Here's how to finish without assuming the Sylow 5-subgroup is normal.
(Assume by way of contradiction:) If $n=2$, so $g^{-1} f g = ff$, then: $$g^{-2} f g^2 = g^{-1}( g^{-1} f g ) g = g^{-1}( ff )g = g^{-1}( fg g^{-1}f)g = (g^{-1}fg) (g^{-1}fg) = (ff) (ff) = f^4.$$ Every time you apply $g^{-1}( * )g$, you double the number of $f$, so $g^{-i} f g^i = f^{(2^i)}$.
Now we use $g^5 = 1$. If you apply $g^{-1}( * )g$ five times, you get $g^{-5} f g^5 = 1 f 1 = f$ on the one hand, but $f^{(2^5)} = f^{32} = f^2$ on the other, using the fact that 2 ≡ 32 mod 3.
How can $f = f^2$? It does not, since $f$ has order 3. Assuming $n=2$ gives a contradiction, so $n=1$, and $g^{-1} f g = f$. Multiply on the left by $g$ to get $f g = g f$. The group must be abelian, since all of its generators commute.

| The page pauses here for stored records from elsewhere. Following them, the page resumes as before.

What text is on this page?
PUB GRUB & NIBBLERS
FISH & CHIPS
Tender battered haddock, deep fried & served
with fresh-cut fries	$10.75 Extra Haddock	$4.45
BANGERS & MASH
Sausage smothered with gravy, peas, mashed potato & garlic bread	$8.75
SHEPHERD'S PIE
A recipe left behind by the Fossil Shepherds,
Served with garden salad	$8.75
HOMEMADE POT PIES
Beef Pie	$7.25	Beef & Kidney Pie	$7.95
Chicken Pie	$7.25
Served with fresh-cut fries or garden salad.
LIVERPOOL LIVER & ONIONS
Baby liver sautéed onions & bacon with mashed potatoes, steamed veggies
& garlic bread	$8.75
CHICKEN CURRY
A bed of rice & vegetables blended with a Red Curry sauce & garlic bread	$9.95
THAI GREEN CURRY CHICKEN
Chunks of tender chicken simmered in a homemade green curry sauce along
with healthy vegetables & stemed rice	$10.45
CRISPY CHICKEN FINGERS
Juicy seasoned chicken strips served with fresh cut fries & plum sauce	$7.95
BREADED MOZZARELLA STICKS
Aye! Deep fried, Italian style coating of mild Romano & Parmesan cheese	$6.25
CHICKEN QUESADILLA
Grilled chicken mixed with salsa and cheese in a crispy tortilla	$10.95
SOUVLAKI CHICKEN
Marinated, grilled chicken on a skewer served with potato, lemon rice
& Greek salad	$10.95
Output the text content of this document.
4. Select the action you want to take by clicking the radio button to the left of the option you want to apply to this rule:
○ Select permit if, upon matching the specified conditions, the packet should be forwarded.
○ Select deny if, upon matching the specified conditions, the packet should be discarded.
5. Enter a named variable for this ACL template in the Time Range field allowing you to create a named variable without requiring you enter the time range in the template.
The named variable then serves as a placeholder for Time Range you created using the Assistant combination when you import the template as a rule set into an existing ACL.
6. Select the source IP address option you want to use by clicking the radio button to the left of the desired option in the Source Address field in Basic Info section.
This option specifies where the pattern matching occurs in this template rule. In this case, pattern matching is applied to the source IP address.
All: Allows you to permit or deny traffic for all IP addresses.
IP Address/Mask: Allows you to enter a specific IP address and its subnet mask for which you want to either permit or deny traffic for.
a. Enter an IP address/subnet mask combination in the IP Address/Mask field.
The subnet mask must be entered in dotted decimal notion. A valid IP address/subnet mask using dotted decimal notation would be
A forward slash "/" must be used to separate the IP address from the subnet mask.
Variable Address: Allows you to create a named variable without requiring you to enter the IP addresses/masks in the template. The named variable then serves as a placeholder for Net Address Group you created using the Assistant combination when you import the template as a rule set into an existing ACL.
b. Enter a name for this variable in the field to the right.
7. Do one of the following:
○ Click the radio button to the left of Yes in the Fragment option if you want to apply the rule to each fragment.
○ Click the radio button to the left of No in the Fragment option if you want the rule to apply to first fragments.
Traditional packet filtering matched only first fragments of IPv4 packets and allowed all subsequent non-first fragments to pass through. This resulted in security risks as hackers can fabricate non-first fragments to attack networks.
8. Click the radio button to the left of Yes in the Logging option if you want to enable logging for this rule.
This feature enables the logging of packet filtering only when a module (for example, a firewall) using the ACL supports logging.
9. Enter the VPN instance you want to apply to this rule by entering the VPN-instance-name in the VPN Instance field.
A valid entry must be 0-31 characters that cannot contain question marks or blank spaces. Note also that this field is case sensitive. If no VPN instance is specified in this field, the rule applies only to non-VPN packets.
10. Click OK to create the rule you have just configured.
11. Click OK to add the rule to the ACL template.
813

Now try this with "5" replaced by "2" and you will still get the Sylow 3-subgroup is normal, but the Sylow 2-subgroup need not be normal. The same argument will get you that both n=1 (cyclic group of order six), and n=2 (dihedral group of order six) are possible.
More precisely, you'll check that $g^{-2} f g^2 = f^{(2^2)} = f^4 = f$ just as it should be.
Congratulations, you have just analyzed some semi-direct products using automorphisms! With cyclic Sylow subgroups it makes a lot of sense. We didn't even need to call "n" an automorphism, nor did we need to call M3∪M5 a semi-direct product.
If the subgroups are not Sylow subgroups, then it is harder to check (1) that they are normal or (2) that M∩N = 1, but there are more general techniques for this.
If the subgroups are not cyclic, then you cannot just use one "n" for the Sylow 3-subgroup. You get a matrix of "m"s and "n"s. Not just any matrix will do, but the ones that do work are called automorphisms.
In other words, the general case of semi-direct products is similar to what you are now doing. Don't give up.